Blob count is the right signal for header-walk-bound work.
- **`parallel_classify_phase` thread count**: fixed at
`available_parallelism() - 2`. Per-blob coordination cost
vs per-blob payload work balances differently across the two
encodings.
- **`BATCH_SIZE` in pipelined batches**: likely needs to scale with
blob size.
### Audit targets for threshold-based dispatch
Commands that are planet-favourable on large-blob PBFs but may
regress on Geofabrik-style packing:
- `sort` pass 1 (landed as HeaderWalker on planet wins)
- `getparents` (HeaderWalker path, landing)
- Any other `HeaderWalker`-based path from the list above
Each is a candidate for `if blob_count > N { pipelined_decode }
else { header_walk }` dispatch, gated on measurements.
## Measurement plan
Needed to turn this doc from "insight" to "insight + evidence":
1. **Produce a 8k-packed planet** via `pbfhogg repack --elements-per-blob 8000`
(see `notes/repack.md`). This is the same-corpus-different-encoding
control that doesn't exist today.
2. **Register it in `brokkr.toml`** as a new dataset variant alongside
the existing `planet/indexed` (the osm.org-packed one).
3. **Run the matrix** for each header-walk command:
- `planet/indexed` (50 k blobs, current baseline)
- `planet/packed-8k` (~6-7 M blobs, Geofabrik-style packing)
- Record wall, peak RSS, disk read, phase split.
4. **Fill in the "Decisions that need revisiting" section** with
concrete data: which commands hold up, which need threshold
dispatch, which need structural rework.
Measurements will also confirm or refute the prediction that
`HeaderWalker` scan scales linearly with blob count (versus, say,
sublinearly thanks to page cache effects).
## Cross-references
- [`notes/repack.md`](../notes/repack.md) - command that produces the
alternate-packing planet for measurements.
- [`notes/degrade.md`](../notes/degrade.md) - command for producing
adversarial test PBFs; the `--unsort` mode exercises `sort`'s
overlap-run path which is orthogonal to but motivated alongside
this work.
- [`notes/sort.md`](../notes/sort.md) - the `HeaderWalker` pass-1
trade-off that first surfaced the asymmetry.

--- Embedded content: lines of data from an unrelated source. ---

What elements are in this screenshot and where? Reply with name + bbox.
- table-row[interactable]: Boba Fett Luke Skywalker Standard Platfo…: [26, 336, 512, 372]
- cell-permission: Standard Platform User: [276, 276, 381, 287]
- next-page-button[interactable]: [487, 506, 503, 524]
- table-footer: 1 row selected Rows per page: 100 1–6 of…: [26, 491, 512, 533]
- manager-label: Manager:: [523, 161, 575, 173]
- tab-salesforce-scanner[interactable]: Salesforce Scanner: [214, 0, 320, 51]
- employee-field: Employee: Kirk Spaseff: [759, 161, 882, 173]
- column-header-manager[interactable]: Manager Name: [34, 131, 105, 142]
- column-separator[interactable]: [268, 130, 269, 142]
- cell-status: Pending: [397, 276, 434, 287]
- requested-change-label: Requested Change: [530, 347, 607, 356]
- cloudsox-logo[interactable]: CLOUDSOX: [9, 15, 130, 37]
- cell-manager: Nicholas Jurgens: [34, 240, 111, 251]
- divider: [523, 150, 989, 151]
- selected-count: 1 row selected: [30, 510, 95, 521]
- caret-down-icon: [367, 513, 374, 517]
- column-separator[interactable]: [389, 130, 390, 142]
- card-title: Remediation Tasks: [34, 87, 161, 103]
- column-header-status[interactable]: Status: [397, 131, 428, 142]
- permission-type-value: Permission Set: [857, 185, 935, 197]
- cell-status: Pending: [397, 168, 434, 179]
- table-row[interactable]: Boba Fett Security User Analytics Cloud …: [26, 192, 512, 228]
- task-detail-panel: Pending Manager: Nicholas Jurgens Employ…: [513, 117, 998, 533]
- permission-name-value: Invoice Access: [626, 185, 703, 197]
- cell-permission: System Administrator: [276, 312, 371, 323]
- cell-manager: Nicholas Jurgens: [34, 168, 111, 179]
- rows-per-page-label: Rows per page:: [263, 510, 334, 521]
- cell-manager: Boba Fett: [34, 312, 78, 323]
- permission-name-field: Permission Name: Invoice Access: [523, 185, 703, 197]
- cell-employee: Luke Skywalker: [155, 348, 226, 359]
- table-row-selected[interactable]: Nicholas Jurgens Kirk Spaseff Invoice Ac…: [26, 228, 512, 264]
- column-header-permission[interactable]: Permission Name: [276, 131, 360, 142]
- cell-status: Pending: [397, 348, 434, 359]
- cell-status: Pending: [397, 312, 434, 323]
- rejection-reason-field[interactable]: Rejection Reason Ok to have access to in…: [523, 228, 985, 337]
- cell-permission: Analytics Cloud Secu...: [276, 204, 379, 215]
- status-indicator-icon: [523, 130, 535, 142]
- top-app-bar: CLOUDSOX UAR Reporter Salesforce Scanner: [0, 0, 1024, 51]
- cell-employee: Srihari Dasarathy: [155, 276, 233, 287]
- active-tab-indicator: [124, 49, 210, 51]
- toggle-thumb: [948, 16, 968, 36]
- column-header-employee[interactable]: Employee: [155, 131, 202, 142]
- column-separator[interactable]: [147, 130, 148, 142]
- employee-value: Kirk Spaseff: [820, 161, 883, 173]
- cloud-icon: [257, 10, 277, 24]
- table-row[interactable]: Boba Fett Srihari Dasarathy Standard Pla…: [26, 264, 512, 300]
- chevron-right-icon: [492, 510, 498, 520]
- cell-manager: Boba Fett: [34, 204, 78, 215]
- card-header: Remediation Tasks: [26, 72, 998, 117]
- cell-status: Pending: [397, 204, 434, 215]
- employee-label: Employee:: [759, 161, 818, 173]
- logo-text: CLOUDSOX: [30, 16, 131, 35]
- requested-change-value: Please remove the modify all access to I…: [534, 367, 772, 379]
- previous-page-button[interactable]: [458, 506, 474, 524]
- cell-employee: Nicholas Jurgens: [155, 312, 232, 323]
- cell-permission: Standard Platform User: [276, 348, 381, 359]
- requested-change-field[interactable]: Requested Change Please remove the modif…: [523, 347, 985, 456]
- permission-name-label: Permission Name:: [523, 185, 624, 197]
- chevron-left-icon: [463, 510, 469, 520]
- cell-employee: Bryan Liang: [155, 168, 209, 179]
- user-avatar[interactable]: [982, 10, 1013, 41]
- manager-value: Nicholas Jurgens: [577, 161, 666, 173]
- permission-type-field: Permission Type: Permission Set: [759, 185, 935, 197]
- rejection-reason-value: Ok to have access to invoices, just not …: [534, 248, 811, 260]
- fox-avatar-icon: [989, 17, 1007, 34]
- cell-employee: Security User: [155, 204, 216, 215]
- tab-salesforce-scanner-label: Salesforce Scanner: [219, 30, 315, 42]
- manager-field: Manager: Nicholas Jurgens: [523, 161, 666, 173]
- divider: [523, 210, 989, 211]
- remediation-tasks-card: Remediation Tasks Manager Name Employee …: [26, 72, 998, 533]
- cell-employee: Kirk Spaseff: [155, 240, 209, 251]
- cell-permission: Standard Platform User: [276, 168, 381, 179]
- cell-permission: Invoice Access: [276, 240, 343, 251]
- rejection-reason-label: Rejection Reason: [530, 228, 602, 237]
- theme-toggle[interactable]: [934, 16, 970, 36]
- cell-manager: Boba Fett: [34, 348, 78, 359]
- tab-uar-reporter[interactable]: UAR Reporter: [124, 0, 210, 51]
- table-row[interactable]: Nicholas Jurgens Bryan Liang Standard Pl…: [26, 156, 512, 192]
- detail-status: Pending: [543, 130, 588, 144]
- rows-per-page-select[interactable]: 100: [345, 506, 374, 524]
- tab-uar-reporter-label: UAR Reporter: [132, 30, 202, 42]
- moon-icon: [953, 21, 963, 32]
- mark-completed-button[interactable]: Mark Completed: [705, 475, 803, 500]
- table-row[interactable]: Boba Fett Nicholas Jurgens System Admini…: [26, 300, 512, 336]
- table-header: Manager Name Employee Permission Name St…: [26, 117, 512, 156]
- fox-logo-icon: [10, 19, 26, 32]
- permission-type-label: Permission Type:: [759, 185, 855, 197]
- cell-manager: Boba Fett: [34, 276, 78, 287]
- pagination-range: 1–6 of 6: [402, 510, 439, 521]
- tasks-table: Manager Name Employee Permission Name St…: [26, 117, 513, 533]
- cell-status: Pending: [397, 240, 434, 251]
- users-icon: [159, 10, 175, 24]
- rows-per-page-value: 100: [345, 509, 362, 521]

- [`notes/getparents.md`](../notes/getparents.md) - second instance
of the same asymmetry, larger magnitude.
- [`reference/pipelined-reader-paths.md`](pipelined-reader-paths.md) -
existing callers of `into_blocks_pipelined`, candidates for
threshold dispatch.
- [`src/read/header_walker.rs`](../src/read/header_walker.rs) - the
primitive whose per-blob cost is the source of the asymmetry.